Al teatro l’attore, nel pensiero di Grotowski, risuona nel suo corpo una voce lontana, giungono lingue ancestrali. In una lingua che noi non abbiamo inventato parlano esperienze primordiali, al di là di palchi, sipari, scene, costumi, allestimenti. Il corpo dell’attore diventa corpo tragico, e mette in contatto, si trasforma, mai si compie, dialoga e accoglie, rappresentando la vita e la morte che sono in gioco nella quotidianità della condizione umana. Gli eroi si incarnano, Telemaco e Ulisse, al mattino si va alla ricerca del padre, la sera si chiudono i conti, figure di salvezza o rovina, nella leggerezza e inconsapevolezza dell’istante.
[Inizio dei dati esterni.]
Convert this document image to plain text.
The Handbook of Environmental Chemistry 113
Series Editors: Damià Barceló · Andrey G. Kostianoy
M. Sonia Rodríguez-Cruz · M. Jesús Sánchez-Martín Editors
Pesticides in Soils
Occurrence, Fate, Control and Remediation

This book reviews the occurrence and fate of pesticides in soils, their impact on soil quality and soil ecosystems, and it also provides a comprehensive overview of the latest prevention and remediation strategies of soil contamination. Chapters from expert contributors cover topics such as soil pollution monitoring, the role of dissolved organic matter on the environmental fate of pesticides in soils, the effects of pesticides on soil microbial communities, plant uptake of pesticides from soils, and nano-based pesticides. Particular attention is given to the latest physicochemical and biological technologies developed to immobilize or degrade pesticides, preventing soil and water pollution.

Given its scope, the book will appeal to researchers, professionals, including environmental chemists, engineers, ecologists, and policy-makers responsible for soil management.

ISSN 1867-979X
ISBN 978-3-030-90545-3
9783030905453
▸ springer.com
La vita si inquadra e riceve un ritmo, di battere e levare. Io voglio e chiedo, io e te, lancio la palla come Nausica e tu la rimandi, e il gioco continua, ognuno spinto dal bisogno e dal desiderio.

Sini ha raccontato della sua vocazione filosofica. Studente ordinario, senza lodi né infamie, con un padre che gli consiglia giurisprudenza giusto per assicurarsi un futuro. La madre scopre che qualcosa bolle in pentola ed è per il lasciar fare. Il professore del liceo fa da apripista. Viene qualche riconoscimento e l’occasione. Scorrono le immagini di vita quotidiana: il professore in casa, nello studio, a sfogliare libri, a scrivere o conversare, al pianoforte per la sua seconda passione sempre coltivata. La finestra si spalanca sulla città. Il sonoro riporta sibili, urla, voci di bimbi, rumori d’auto, sferragliare dei tram, abbaiare di cani, cinguettii, stormire di fronde, insieme a pause e silenzi. L’opera dei registi teatrali, che è stata presentata alla Mostra del cinema di Venezia, si iscrive in un percorso volto a focalizzare punti nodali del nostro tempo con l’aiuto di alcuni maestri del pensiero e dell’arte.